A painful realization that turned into a vital lesson as an analog photographer. Back in 2021-2022, I was avidly attending as many DIY and house-based performances from the underground punk scene of Chicago. I couldn’t get enough, going to multiple shows a weekend sometimes, always with my camera. My projects, From the Corner to the Floor and Residual Blue were built off a lot of the content that I collected from attending these shows. But there is one show I wasn’t able to fully capture due to a critical mistake.
After attending several shows at an apartment that granted itself the name “Gayhouse”, the organizers decided to find a warehouse location along the north branch of Chicago’s river to both have a little bit more control over the crowd and separate themselves from being personally liable from damages, injuries, etc… I attended multiple shows at this location, somewhat disappointed of how bare and stripped it was inside, but nonetheless grateful to be in a space that was intended to hold a greater audience.


I was planning on going to another show there in early 2022, I packed my Canon AE-1, slipped a roll into it (but didn’t load it, thinking I would do this later when I got there), and started my one hour commute via the train & bus to get to this venue on the other side of town. I had done this dozens of times at this point, going to various apartments, houses, venues – wherever these shows were being held, so my guard was down you could say.

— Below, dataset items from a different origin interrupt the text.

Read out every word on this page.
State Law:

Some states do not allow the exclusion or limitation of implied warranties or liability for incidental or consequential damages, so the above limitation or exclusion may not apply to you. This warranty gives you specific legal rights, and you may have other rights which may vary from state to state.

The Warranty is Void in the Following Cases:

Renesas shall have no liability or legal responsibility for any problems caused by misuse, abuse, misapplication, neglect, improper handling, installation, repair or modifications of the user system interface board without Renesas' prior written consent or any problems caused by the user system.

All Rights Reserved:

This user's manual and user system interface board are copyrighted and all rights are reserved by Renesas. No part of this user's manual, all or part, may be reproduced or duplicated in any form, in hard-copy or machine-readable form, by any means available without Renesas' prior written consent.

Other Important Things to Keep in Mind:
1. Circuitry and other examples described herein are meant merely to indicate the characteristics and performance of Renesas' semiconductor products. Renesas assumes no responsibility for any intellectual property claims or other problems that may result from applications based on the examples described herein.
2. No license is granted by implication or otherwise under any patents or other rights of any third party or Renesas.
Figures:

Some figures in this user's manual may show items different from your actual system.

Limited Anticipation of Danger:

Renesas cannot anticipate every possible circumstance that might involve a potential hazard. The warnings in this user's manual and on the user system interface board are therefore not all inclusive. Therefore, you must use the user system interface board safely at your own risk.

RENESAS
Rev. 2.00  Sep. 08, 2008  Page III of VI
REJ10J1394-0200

Upon arriving to Gayhouse, it was the same old. Tell staff at the door I was media/photography, find a corner to hide my backpack & supplies in, and start to make my away the room, snapping pics of performers, attendees, anything weird or mischievous that I could capture with my analog SLR.
As the music began, again, I did the same thing that I always did. Focus, cock/crank the shutter, and shoot. It was maybe 45 mins after I had arrived, around the start of the second performer’s set, when I went back to the corner to retrieve a new lens and sip some beer. The corner I had chosen too was maybe 15 feet from the door I came in through, so I had pretty good access to everything – whether that was a cigarette, following an artists in/out of the venue, etc…

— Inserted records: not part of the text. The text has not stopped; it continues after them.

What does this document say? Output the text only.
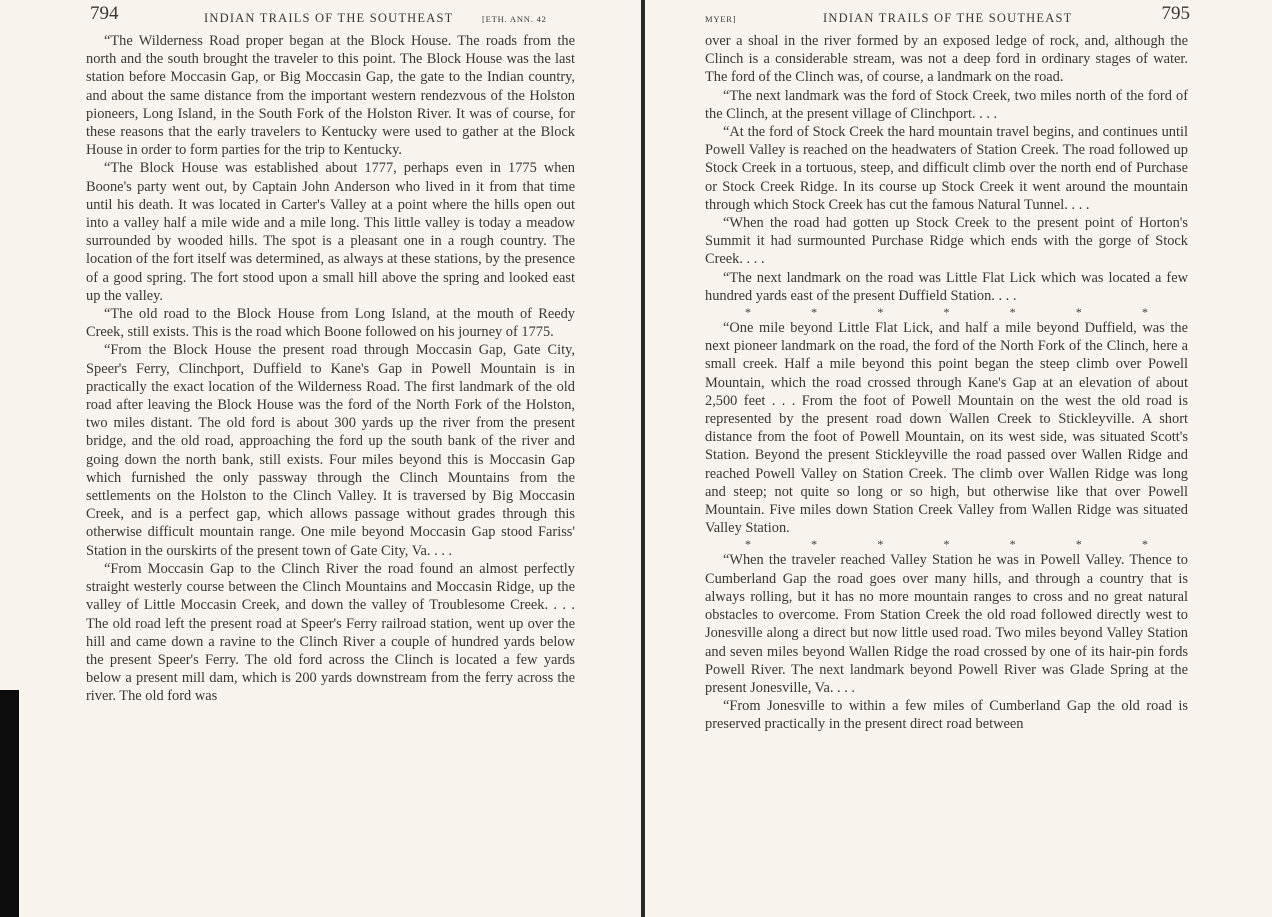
794	INDIAN TRAILS OF THE SOUTHEAST	[ETH. ANN. 42

“The Wilderness Road proper began at the Block House. The roads from the north and the south brought the traveler to this point. The Block House was the last station before Moccasin Gap, or Big Moccasin Gap, the gate to the Indian country, and about the same distance from the important western rendezvous of the Holston pioneers, Long Island, in the South Fork of the Holston River. It was of course, for these reasons that the early travelers to Kentucky were used to gather at the Block House in order to form parties for the trip to Kentucky.

“The Block House was established about 1777, perhaps even in 1775 when Boone's party went out, by Captain John Anderson who lived in it from that time until his death. It was located in Carter's Valley at a point where the hills open out into a valley half a mile wide and a mile long. This little valley is today a meadow surrounded by wooded hills. The spot is a pleasant one in a rough country. The location of the fort itself was determined, as always at these stations, by the presence of a good spring. The fort stood upon a small hill above the spring and looked east up the valley.

“The old road to the Block House from Long Island, at the mouth of Reedy Creek, still exists. This is the road which Boone followed on his journey of 1775.

“From the Block House the present road through Moccasin Gap, Gate City, Speer's Ferry, Clinchport, Duffield to Kane's Gap in Powell Mountain is in practically the exact location of the Wilderness Road. The first landmark of the old road after leaving the Block House was the ford of the North Fork of the Holston, two miles distant. The old ford is about 300 yards up the river from the present bridge, and the old road, approaching the ford up the south bank of the river and going down the north bank, still exists. Four miles beyond this is Moccasin Gap which furnished the only passway through the Clinch Mountains from the settlements on the Holston to the Clinch Valley. It is traversed by Big Moccasin Creek, and is a perfect gap, which allows passage without grades through this otherwise difficult mountain range. One mile beyond Moccasin Gap stood Fariss' Station in the ourskirts of the present town of Gate City, Va. . . .

“From Moccasin Gap to the Clinch River the road found an almost perfectly straight westerly course between the Clinch Mountains and Moccasin Ridge, up the valley of Little Moccasin Creek, and down the valley of Troublesome Creek. . . . The old road left the present road at Speer's Ferry railroad station, went up over the hill and came down a ravine to the Clinch River a couple of hundred yards below the present Speer's Ferry. The old ford across the Clinch is located a few yards below a present mill dam, which is 200 yards downstream from the ferry across the river. The old ford was

MYER]	INDIAN TRAILS OF THE SOUTHEAST	795

over a shoal in the river formed by an exposed ledge of rock, and, although the Clinch is a considerable stream, was not a deep ford in ordinary stages of water. The ford of the Clinch was, of course, a landmark on the road.

“The next landmark was the ford of Stock Creek, two miles north of the ford of the Clinch, at the present village of Clinchport. . . .

“At the ford of Stock Creek the hard mountain travel begins, and continues until Powell Valley is reached on the headwaters of Station Creek. The road followed up Stock Creek in a tortuous, steep, and difficult climb over the north end of Purchase or Stock Creek Ridge. In its course up Stock Creek it went around the mountain through which Stock Creek has cut the famous Natural Tunnel. . . .

“When the road had gotten up Stock Creek to the present point of Horton's Summit it had surmounted Purchase Ridge which ends with the gorge of Stock Creek. . . .

“The next landmark on the road was Little Flat Lick which was located a few hundred yards east of the present Duffield Station. . . .

*	*	*	*	*	*	*

“One mile beyond Little Flat Lick, and half a mile beyond Duffield, was the next pioneer landmark on the road, the ford of the North Fork of the Clinch, here a small creek. Half a mile beyond this point began the steep climb over Powell Mountain, which the road crossed through Kane's Gap at an elevation of about 2,500 feet . . . From the foot of Powell Mountain on the west the old road is represented by the present road down Wallen Creek to Stickleyville. A short distance from the foot of Powell Mountain, on its west side, was situated Scott's Station. Beyond the present Stickleyville the road passed over Wallen Ridge and reached Powell Valley on Station Creek. The climb over Wallen Ridge was long and steep; not quite so long or so high, but otherwise like that over Powell Mountain. Five miles down Station Creek Valley from Wallen Ridge was situated Valley Station.

*	*	*	*	*	*	*

“When the traveler reached Valley Station he was in Powell Valley. Thence to Cumberland Gap the road goes over many hills, and through a country that is always rolling, but it has no more mountain ranges to cross and no great natural obstacles to overcome. From Station Creek the old road followed directly west to Jonesville along a direct but now little used road. Two miles beyond Valley Station and seven miles beyond Wallen Ridge the road crossed by one of its hair-pin fords Powell River. The next landmark beyond Powell River was Glade Spring at the present Jonesville, Va. . . .

“From Jonesville to within a few miles of Cumberland Gap the old road is preserved practically in the present direct road between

As I was crouched in the corner, swapping my lens and taking swigs of cheap beer, I noticed a beam of light from a flashlight come in through the front door. In enters a dozen cops, who off the bat seemed to overwhelm the staff at the door handling ticketing, who didn’t know what to do. Immediately, I chucked my beer in the nearest trashcan (I was only 20 at the time), and began to collect my backpack & other supplies I had about. I did my best to document the inside as cops began ushering people out, only allowing me to get 5 – 10 frames snapped before I was escorted out of the building.

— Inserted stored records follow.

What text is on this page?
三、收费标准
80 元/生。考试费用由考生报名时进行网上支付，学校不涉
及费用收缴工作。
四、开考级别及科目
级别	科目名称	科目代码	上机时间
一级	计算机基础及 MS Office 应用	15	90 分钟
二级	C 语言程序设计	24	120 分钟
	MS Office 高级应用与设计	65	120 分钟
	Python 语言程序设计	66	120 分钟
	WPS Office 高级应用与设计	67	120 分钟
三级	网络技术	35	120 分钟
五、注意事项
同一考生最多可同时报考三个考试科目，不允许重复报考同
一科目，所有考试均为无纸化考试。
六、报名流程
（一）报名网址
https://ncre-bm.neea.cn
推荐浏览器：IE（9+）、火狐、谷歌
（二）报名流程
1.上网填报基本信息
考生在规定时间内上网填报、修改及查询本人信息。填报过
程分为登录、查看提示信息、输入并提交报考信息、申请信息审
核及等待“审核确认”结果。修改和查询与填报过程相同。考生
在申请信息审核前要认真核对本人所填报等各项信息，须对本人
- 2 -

Outside the Gayhouse venue was utter chaos. Artists/performers & their friends/groupies started to verbally harass the cop, some people were on top of dumpsters, a line of police cars ran down the block, and a helicopter came in from above, spotlighting the parking lot in which the growing crowd was now gathering.
I saw this as pure gold. I was turning left and right, snapping pictures of artists & people I knew posing in front of cops, mocking them. I took pictures of a group of people with their fists raised to the sky, flipping off what we assumed was a CPD helicopter. I even got pictures of some people who had been detained from getting to rowdy and having altercations with the police. I felt a wave of euphoria move over me as I saw the frame counter of my camera hit 36.

“Great”, I thought, preparing to pop in another roll in but this time it would be a roll of Kodak Gold instead of the BW film I had been shooting before. Upon opening my camera, however, I made one of the most painful & horrific discoveries that I’ve had since becoming a photographer: I never threaded the film, and therefore, captured 0 images of what I had just witnessed.

For those unfamiliar with how film rolls work with analog cameras, once you put the roll into the camera, you still have to feed it across the shutter to the other side, so that way, when you advance the film, it pulls in a fresh section of unexposed film that you can then expose to capture an image.
I had failed to do this, earlier in my mind thinking I would do it at the show. I learned from a great mistake that I haven’t recreated since: always verify that you’ve loaded the film. Whether you listen to it moving or watch your rewind spin/rotate when cocking/advancing, or whether you double-check that your film advances and that you’ve loaded it properly before you even close your camera, verifying if you camera is loaded is the difference between capturing gold and capturing nothing.
Most of photography in the documentary/fine art realm follows an idea from Henri Cartier-Bresson: The Decisive Moment. This is the moment in time where you press that shutter, and capture whatever it is you’re capturing. It relies heavily on the patience, thought, and quick response that can either make or break an image.
Maybe you’re sitting at a boring intersection all day, with only cars passing by with the occasional pedestrian appearing here or there. But what if you leave and miss something? What if, right after you’ve left, a bicyclist who isn’t paying attention, runs into a pole & you capture it? Not the best thing for the cyclist but not something you can necessarily control either.
Part of being a photographer is recognizing the potential that lies in a certain scene or area, and the change that can happen there, whether great or small, is what must be taken into account when trying to construct an image. Hopefully, you’ll remember to check if you’ve loaded your roll properly when that time comes.